The model is developed globally. We show that, for our application, there is little disadvantage in using a single global model instead of the basin-dependent ones typically developed for operational statistical forecasting. A practical benefit of the global model is that sample size for estimating parameters is increased, which has a benefit in the Indian Ocean where there are relatively few storms. Moreover, the fact that a single global model is effective provides some evidence that robust physical relationships between TC intensity and environment are being represented. Furthermore, as our goal is climate downscaling and the differences between basins in future climates might not be the same as they are in the current climate, the extra basin-dependent tuning could potentially introduce additional errors. A minimal set of predictors is used, including three environmental conditions [potential intensity (PI), deep-layer mean shear (SHRD), and midlevel relative humidity (midRH)] and three storm state quantities [initial storm intensity (*V*_{0}), change in storm intensity in previous 12 h (dVdt), and storm translation speed (trSpeed)]. PI enters the model in the form of the difference between PI and *V*_{0} (dPI_V_{0}). The influence of land is included in a simple way.

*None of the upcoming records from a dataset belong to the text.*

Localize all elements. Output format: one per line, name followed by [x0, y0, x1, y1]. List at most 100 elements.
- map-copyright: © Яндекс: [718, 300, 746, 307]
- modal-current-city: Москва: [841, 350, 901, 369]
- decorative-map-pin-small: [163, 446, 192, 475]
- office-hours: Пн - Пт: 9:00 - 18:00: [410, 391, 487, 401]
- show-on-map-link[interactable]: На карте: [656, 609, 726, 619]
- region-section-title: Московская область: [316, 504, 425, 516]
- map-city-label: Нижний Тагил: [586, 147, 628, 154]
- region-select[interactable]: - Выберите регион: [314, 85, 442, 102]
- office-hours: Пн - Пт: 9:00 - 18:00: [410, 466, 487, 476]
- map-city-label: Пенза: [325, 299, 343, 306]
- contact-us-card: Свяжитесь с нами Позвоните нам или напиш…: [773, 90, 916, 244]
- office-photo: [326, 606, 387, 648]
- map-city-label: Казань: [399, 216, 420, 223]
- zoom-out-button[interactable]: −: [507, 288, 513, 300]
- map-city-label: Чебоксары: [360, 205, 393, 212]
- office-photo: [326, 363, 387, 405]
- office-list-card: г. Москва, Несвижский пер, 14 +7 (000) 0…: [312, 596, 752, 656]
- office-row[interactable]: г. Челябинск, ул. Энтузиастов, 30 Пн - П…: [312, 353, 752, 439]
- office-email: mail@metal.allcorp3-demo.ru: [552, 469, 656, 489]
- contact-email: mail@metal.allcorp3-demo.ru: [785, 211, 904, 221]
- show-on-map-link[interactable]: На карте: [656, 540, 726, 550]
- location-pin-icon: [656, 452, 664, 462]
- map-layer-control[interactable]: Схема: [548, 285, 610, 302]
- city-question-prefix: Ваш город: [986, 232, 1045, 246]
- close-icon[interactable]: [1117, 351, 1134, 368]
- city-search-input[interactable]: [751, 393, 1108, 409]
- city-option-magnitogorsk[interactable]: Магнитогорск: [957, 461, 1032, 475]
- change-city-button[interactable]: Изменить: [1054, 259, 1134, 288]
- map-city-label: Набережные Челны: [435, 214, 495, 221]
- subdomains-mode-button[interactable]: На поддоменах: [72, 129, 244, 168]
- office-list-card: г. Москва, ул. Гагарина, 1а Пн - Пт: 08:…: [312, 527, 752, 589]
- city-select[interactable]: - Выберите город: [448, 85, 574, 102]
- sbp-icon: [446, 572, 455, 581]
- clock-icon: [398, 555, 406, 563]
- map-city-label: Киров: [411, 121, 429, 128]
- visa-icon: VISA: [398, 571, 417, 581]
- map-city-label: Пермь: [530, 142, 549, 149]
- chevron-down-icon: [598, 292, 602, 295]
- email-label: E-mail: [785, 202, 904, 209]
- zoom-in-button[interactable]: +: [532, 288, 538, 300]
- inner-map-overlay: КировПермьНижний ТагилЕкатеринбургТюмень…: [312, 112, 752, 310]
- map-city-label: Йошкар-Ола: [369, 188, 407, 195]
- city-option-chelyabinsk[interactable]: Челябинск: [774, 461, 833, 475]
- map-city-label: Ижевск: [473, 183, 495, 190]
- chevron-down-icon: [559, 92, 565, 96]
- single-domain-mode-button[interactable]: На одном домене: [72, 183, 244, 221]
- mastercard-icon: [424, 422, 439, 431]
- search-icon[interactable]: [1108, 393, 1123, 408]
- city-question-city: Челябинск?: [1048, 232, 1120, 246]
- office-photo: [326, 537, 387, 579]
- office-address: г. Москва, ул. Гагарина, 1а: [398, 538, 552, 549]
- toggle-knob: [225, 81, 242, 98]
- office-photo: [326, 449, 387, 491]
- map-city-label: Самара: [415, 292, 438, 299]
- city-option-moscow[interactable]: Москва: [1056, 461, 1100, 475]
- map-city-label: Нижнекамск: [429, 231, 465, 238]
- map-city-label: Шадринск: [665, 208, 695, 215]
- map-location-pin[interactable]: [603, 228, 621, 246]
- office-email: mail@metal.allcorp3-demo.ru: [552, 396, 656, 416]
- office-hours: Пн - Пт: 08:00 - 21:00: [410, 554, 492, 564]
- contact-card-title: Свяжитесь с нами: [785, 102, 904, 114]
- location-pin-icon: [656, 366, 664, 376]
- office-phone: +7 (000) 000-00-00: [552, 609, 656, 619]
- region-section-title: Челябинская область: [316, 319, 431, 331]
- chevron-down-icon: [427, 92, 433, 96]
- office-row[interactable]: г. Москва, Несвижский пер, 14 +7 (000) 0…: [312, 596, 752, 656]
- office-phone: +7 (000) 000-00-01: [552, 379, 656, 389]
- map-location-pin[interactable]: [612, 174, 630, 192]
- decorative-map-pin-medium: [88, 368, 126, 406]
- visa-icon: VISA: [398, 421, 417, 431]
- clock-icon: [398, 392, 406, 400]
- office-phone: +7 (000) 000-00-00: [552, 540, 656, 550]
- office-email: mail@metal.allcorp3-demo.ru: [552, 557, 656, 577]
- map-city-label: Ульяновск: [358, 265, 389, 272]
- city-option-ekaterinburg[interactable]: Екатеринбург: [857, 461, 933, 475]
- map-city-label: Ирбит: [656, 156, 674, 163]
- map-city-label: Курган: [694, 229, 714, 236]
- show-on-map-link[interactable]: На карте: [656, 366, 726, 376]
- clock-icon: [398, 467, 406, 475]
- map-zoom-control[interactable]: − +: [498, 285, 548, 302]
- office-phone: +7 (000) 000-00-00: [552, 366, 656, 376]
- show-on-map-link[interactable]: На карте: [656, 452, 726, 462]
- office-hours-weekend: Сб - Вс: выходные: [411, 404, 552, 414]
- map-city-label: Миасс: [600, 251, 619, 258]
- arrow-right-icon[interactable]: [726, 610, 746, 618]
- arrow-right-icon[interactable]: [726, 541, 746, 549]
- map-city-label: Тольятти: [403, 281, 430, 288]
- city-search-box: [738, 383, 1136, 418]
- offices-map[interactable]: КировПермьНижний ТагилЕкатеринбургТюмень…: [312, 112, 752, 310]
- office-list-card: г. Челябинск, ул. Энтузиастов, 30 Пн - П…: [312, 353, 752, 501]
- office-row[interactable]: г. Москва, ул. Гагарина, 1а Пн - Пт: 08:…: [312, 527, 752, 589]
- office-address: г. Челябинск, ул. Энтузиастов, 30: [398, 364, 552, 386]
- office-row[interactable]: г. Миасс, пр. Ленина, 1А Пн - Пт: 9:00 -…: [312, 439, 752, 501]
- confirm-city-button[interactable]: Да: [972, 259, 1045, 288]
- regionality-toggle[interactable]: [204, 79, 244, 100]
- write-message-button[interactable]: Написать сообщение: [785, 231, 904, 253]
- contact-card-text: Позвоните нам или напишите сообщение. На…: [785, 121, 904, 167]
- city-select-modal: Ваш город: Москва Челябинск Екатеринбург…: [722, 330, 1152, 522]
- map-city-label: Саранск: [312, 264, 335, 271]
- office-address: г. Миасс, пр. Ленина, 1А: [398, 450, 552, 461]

Without stochastic forcing, the simulated distribution of LMI has a negative bias, containing almost no storms with intensities greater than 100 kt and no simulated intensification rates greater than 10 kt (12 h)^{−1}. The systematic negative bias is significantly reduced by the addition of stochastic forcing. The stochastic forcing is constructed from the residuals of the MLR model. The addition of nonlinear terms for some predictors [dVdt^{2}, (dPI_V_{0})^{2}, and (dPI_V_{0})^{3}] in the deterministic component (MLR3) allows some model storms to intensify more than 15 kt (12 h)^{−1}. Inclusion of a stochastic component (MLR3&wn) further improves the distribution of simulated intensification rates and the modeled number of category-3 storms as well. The number of simulated category-4 and category-5 TCs remains too low, however. As a consequence, the simulated global distribution of LMI is unimodal unlike the observed one, which is bimodal. This model deficiency is related to the model’s failure to simulate rapid intensification. With this caveat, MLR3&wn simulates the LMI distribution reasonably well both globally and regionally. The MLR3&wn model reproduces the full (as opposed to just lifetime maxima) observed distribution of storm intensities well, including the PDF, CDF, and spatial structure. Given suitable models for track and genesis, this autoregressive model (MLR3&wn) could be used to downscale tropical cyclone intensity using environmental variables from a low-resolution climate model, keeping in mind deficiencies in the number of rapidly intensifying and high-intensity storms.

## Acknowledgments

The research was supported by the Office of Naval Research under the research grant of MURI (N00014-16-1-2073). We thank Dr. Dmitri Kondrashov from UCLA for his suggestion on the importance of including nonlinear terms in the linear regression model. Comments and suggestions from Dr. Chris Landsea and an anonymous reviewer are appreciated.

## REFERENCES

*Eighth Symp. on Integrated Observing and Assimilation Systems for Atmosphere, Oceans, and Land Surface*, Seattle, WA, Amer. Meteor. Soc., 2.3. [Available online at https://ams.confex.com/ams/pdfpapers/70720.pdf.]

## Footnotes

^{1}

ERA-Interim was 0.75° × 0.75°, but we interpolated to a 2.5° × 2.5° grid.

^{2}

The −0.5 threshold and 300-km radius are chosen arbitrarily, but with these criteria, the model is capable of modeling the land impact on TC intensity change to some degree.